The FBI made these arrests just before the election, at a time of national volatility. With Trump trailing, is there a risk that anti-government groups, or white nationalists, will see the curtain coming down —
It may be that people will make judgments based on whether they think it’s going to go anywhere. That may depend on whether they feel they’re getting clear messages from the top — from Donald Trump. The two other significant factors in that calculation are law enforcement and the military, and how the militias perceive them.
You know, people have kids, people have jobs.

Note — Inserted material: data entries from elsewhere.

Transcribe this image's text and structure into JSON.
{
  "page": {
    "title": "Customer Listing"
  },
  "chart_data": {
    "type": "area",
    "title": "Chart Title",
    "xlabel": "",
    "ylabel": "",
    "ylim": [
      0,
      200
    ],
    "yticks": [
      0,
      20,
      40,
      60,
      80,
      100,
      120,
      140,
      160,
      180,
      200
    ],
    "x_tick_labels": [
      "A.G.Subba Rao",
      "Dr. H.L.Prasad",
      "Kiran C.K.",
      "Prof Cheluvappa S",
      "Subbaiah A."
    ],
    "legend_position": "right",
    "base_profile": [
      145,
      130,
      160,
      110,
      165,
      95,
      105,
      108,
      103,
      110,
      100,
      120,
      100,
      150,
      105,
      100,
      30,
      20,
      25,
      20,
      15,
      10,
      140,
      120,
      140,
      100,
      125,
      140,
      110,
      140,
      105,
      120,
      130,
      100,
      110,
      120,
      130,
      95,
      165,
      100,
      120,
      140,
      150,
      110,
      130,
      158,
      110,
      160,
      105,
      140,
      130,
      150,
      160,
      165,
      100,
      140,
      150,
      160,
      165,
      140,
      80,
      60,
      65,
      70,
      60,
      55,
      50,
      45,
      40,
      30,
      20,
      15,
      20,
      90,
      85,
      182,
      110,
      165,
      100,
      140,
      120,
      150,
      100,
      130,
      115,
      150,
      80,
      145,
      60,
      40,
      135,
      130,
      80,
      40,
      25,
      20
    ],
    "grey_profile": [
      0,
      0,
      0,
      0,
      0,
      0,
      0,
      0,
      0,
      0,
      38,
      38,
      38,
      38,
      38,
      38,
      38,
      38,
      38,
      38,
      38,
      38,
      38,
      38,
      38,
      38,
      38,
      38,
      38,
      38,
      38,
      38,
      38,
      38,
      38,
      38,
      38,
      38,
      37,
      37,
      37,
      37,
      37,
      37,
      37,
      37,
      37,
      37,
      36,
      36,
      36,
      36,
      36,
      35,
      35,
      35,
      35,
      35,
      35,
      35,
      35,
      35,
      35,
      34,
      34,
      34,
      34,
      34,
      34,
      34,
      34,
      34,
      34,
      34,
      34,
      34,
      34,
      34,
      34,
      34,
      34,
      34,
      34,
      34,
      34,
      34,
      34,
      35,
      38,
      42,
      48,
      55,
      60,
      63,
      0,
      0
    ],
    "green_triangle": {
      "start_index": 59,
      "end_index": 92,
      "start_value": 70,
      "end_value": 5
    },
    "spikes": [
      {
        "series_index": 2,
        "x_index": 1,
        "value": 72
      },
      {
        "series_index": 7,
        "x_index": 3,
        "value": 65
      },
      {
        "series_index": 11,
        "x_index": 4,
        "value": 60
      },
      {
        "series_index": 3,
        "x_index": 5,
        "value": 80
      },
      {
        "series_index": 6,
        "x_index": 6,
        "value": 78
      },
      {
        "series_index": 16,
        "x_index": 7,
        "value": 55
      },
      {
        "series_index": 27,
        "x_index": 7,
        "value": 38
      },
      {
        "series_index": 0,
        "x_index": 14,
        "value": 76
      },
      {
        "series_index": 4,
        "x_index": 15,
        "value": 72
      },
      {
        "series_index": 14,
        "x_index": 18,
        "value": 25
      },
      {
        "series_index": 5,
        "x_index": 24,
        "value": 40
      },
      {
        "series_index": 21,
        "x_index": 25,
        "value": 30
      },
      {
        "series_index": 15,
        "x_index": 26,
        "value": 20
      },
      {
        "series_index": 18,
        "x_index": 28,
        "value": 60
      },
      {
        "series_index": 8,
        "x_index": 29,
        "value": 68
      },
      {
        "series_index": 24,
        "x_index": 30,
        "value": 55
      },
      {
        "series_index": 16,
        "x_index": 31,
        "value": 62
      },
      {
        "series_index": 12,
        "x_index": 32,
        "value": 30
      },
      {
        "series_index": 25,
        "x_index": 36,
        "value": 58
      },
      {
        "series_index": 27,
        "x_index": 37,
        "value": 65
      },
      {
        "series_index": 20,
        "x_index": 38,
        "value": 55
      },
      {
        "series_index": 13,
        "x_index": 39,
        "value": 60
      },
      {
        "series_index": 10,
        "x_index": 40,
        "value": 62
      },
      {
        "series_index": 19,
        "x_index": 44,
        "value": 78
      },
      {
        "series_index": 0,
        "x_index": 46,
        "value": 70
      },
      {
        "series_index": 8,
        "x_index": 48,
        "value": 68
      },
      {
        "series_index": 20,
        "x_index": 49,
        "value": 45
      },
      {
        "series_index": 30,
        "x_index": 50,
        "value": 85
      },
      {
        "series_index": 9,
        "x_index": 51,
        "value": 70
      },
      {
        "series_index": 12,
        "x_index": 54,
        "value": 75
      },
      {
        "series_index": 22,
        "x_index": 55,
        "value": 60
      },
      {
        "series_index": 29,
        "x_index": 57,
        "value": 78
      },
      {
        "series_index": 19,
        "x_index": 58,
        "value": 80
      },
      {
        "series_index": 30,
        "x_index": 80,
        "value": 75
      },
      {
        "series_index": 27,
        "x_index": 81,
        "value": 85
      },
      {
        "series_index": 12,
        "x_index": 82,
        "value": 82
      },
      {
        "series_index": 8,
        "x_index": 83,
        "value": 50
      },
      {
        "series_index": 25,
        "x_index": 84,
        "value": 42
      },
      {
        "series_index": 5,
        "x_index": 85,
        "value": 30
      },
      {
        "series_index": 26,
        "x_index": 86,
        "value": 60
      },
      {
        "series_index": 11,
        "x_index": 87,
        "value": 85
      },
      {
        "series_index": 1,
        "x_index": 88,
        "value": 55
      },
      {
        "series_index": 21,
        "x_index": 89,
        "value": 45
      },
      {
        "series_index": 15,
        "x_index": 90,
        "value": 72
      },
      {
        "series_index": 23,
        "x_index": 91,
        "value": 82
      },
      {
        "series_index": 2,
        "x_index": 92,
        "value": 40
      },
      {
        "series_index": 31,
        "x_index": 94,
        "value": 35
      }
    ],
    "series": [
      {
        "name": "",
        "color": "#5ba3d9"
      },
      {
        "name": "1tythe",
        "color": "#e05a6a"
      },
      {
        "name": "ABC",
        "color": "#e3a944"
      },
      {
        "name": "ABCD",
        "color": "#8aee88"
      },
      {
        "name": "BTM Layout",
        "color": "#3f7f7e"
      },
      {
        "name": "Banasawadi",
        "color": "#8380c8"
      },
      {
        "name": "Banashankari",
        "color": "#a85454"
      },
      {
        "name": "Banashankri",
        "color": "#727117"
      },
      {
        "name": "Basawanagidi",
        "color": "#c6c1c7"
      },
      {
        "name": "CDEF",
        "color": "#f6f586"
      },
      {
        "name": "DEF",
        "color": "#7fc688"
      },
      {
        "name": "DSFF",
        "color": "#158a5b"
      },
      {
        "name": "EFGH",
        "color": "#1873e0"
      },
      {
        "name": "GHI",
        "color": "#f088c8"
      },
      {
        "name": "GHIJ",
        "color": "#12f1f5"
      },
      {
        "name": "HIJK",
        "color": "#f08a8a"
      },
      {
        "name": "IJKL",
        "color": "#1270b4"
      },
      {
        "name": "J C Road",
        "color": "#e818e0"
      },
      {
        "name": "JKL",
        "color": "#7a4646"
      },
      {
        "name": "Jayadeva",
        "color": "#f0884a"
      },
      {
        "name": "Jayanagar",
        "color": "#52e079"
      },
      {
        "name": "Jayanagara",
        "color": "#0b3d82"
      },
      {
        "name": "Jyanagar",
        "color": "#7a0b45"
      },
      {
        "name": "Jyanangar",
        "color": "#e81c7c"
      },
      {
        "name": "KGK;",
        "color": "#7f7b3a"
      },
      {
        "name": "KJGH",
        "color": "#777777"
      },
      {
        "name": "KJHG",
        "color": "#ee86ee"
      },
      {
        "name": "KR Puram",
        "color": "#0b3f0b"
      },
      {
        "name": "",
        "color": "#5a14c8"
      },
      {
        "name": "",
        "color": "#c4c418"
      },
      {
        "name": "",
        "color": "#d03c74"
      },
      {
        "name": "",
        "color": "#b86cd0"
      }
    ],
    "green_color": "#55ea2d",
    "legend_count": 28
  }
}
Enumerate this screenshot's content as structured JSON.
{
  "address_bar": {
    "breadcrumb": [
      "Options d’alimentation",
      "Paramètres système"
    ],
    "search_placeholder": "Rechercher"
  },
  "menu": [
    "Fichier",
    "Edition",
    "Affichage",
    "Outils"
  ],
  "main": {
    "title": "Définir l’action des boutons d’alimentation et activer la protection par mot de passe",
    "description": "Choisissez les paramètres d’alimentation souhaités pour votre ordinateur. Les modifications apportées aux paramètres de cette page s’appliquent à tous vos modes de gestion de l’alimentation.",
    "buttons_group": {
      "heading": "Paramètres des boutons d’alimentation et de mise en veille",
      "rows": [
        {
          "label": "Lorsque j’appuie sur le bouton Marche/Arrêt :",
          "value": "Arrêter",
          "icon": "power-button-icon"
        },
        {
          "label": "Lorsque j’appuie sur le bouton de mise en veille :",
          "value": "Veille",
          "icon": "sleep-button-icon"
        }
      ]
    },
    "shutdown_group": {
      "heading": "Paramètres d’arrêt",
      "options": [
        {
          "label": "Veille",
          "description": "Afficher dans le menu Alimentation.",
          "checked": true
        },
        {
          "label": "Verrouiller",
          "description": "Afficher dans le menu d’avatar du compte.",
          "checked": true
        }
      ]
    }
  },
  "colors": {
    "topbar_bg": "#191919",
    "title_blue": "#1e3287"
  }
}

Whether people are willing to throw their lives away is a real question. There could be some heedless and suicidal guys, I suppose. But whether the movement rises up as the fantasy suggested, rises up all over the place and takes over governments — I think people are going to make more instrumental judgments.
This time is different because they have an ally, the commandante -in-chief of the militias. Those practical calculations might not melt away in the collective enthusiasm of the moment.
Wouldn’t it also be possible that the extreme right continues on the current course — overtly hostile, but without an immediate acceleration?
That may be very likely. They could decide, ‘OK, we’re not ready for the rise-up fantasy. We’re going to go back to the steady state, what we’ve always been — opponents of the Democrats elected to run the government.’